2) If a new design technique raises the abstraction level, gets you to market faster, or allows broader access to growth technologies (i.e. disruptive), it will supplant other techniques.
3) There will always be a need for hand-crafted solutions. But the proportion of products that must be hand-crafted will decrease.

Monday, August 23, 2010

The difference between Vias and Pads

A recent post on one of Altium's forums related to the fundamental difference between pads and vias. So because I thought it was an interesting question, I figured it was worth posting a blog entry about it.

Pads are the connection point between copper on the PCB and leads on the component. They are a common part of component footprints and they can be through hole or surface mount. When they are through hole, they are virtually always drilled completely through the board. When they are surface mount, they only exist on either the top or bottom layer. Pads can have virtually any arbitrary shape however round, rectangular, and rounded rectangular are most common.
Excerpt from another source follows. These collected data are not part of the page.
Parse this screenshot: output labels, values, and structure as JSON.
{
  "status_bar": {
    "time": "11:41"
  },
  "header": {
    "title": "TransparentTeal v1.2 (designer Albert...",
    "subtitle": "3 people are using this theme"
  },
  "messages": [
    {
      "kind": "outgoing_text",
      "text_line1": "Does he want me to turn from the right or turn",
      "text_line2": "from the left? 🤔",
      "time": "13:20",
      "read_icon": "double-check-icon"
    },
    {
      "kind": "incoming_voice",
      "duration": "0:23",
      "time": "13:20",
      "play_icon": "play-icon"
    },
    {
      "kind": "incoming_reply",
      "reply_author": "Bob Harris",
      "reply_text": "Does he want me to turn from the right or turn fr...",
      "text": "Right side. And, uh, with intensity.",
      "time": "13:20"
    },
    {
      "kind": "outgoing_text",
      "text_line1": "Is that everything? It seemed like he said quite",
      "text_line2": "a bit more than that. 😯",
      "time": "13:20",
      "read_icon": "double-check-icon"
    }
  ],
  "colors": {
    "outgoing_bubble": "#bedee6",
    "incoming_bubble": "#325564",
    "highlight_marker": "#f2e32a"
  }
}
Vias, on the other hand, are the means by which an electrical connection is routed between two layers. As such, they are part of the track net and not usually tied to the component footprint. They are always drilled and always round. The depth of a via can vary depending on whether it needs to pass between the outside layers of the PCB, an outside and inside layer (blind), or two inside layers (buried).

So the big question is, "Are these two primitives similar enough to be merged as one?"
The short answer is No. And the reasons are multiple:
1) Pads make their connection to component leads by being soldered. This means that the properties of the pad must have consideration for the soldering process being used. Solder mask pullback, pad surfacing, size and shape are all dictated by the soldering process and the physical properties of the component lead being connected.
2) Pads need to support multiple sizes and shapes due to both the properties of the leads of components connected to them, and any heatsinking effects needed as part of the component's cooling.
3) The pads of low pin count surface mount components need to be thermally balanced to avoid any ill effects caused by different cooling rates. For instance, a pad on one end of a two lead component (such as a resistor) that cools faster then the pad at the other end can cause the component to stand on its head (tombstone) as the solder contracts.
4) Unless you are dealing with embedded passives (i.e. components that are placed within the layers of the PCB), it makes little sense to have buried pads. Blind pads could be argued for some leaded components but that would make the board very dependant on very accurate lead lengths being maintained by the component vendor. This is probably an unnecessary risk as component leads that are too long will cause the components to stand off from the PCB. In some instances this may be desirable but I suspect it would be more hassle than it's worth.
5) Pads must have a designation to indicate how component pins and pads must be aligned.
6) The primary conduction path of a via is through the hole barrel. The copper donut area on top and bottom of the via is simply there to provide a solid connection between the hole barrel and the top / bottom connecting tracks. Without this, the connecting track could be torn off when the via barrel is drilled during manufacture.
7) Because vias don't require solder to fulfill their purpose, vias can be tented (covered with solder mask) to ensure that no copper is exposed to the outside world. This limits the risk of oxidisation of the via copper.
8) Vias offer a path between layers and so it is meaningless to use anything other than round, donut-shaped entry/exit points.
9) Vias need not have any designation since they are unreleated to components. However some form of unique ID would be helpful when devising design rules intended only for specific vias (of specific nets).

So in summary, Vias and Pads might appear similar but their functions are quite separate. And in my view, they should remain as separate primitives. Comments?